Sierra Club is defending state and local building electrification efforts against industry attack in courts across the country. Since the Court of Appeals for the Ninth Circuit struck down Berkeley’s city ordinance banning gas infrastructure in new buildings, gas industry groups have filed a dozen copy-cat suits. Sierra Club attorneys have intervened or submitted amicus briefs, or plan to do so, in eleven cases. In July, the courts in two of those cases rejected the gas industry’s arguments.
On July 18, a federal court in Los Angeles upheld the South Coast Air Quality Management District’s zero-emission boiler standards, rejecting a challenge brought by industry groups that relied on the same legal arguments used in the Berkeley case. Sierra Club attorneys Nihal Shrinath and Jim Dennison worked with Earthjustice and allies to help defend the standards in court.

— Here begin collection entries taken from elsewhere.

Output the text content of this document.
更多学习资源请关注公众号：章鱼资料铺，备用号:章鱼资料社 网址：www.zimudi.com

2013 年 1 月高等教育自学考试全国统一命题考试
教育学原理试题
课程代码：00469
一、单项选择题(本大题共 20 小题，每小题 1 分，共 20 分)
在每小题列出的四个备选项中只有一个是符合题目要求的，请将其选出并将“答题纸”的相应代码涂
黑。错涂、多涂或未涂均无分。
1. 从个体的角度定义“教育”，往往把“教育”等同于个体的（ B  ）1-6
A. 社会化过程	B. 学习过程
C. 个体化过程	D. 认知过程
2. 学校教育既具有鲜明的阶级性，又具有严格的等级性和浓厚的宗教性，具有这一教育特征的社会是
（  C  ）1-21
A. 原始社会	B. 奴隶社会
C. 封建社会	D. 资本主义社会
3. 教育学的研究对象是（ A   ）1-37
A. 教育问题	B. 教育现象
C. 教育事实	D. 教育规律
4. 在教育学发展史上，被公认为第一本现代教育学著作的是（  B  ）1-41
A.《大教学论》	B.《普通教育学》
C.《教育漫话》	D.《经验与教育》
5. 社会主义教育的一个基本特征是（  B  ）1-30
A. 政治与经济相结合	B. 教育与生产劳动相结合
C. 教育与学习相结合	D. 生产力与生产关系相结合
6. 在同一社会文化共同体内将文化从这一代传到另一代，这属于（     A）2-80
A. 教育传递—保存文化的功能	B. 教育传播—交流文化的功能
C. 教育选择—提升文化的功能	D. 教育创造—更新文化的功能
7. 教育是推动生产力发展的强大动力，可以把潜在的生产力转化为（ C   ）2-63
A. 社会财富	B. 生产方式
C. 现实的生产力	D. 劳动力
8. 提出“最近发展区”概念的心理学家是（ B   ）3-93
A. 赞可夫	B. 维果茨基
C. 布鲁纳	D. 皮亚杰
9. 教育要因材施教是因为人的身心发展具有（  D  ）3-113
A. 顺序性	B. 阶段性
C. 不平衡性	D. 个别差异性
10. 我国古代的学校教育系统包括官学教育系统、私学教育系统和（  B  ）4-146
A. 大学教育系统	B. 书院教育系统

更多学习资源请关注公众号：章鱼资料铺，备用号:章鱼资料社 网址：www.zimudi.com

The court’s order agrees with legal arguments made by the District and our intervenor coalition. In strong language, the order definitively places emissions regulations or “what comes out of appliances” outside of the scope of EPCA [the federal law that the industry groups’ challenge relied on] which regulates how much and what goes into appliances (i.e. energy efficiency). The order emphasizes the need for the boiler standards to address longstanding and dire air quality issues, and agrees with us that “there is no reason to believe that Congress ever intended or even contemplated that the EPCA would preempt emission regulations designed to combat air pollution.” The court squarely rejected the industry groups’ arguments that the “very narrow” Berkeley decision should apply in this case, which involves emission standards rather than a prohibition on gas connections.
Next, on July 23, the federal district court for the Northern District of New York upheld New York State’s building electrification law, which requires most new buildings to be all-electric by 2028. That court also rejected an industry challenge that relied on the Berkeley ruling and did not mince words when it declared that ruling flawed: “Recognizing the flaws in the Ninth Circuit panel’s reasoning, the Court declines to follow California Restaurant Assoc., and instead is persuaded by the more reasoned analysis outlined in the dissent opinion for California Restaurant Assoc., and in Ass’n of Contracting Plumbers of the City of New York, Inc., and adopts that analysis here.” Like the South Coast emission standards, New York’s law was passed to address air pollution from combustion of fossil fuels in buildings. Sierra Club attorneys Josh Berman and Bridget Lee submitted an amicus brief detailing the public health benefits of the state law and electrification in general, which the court cited.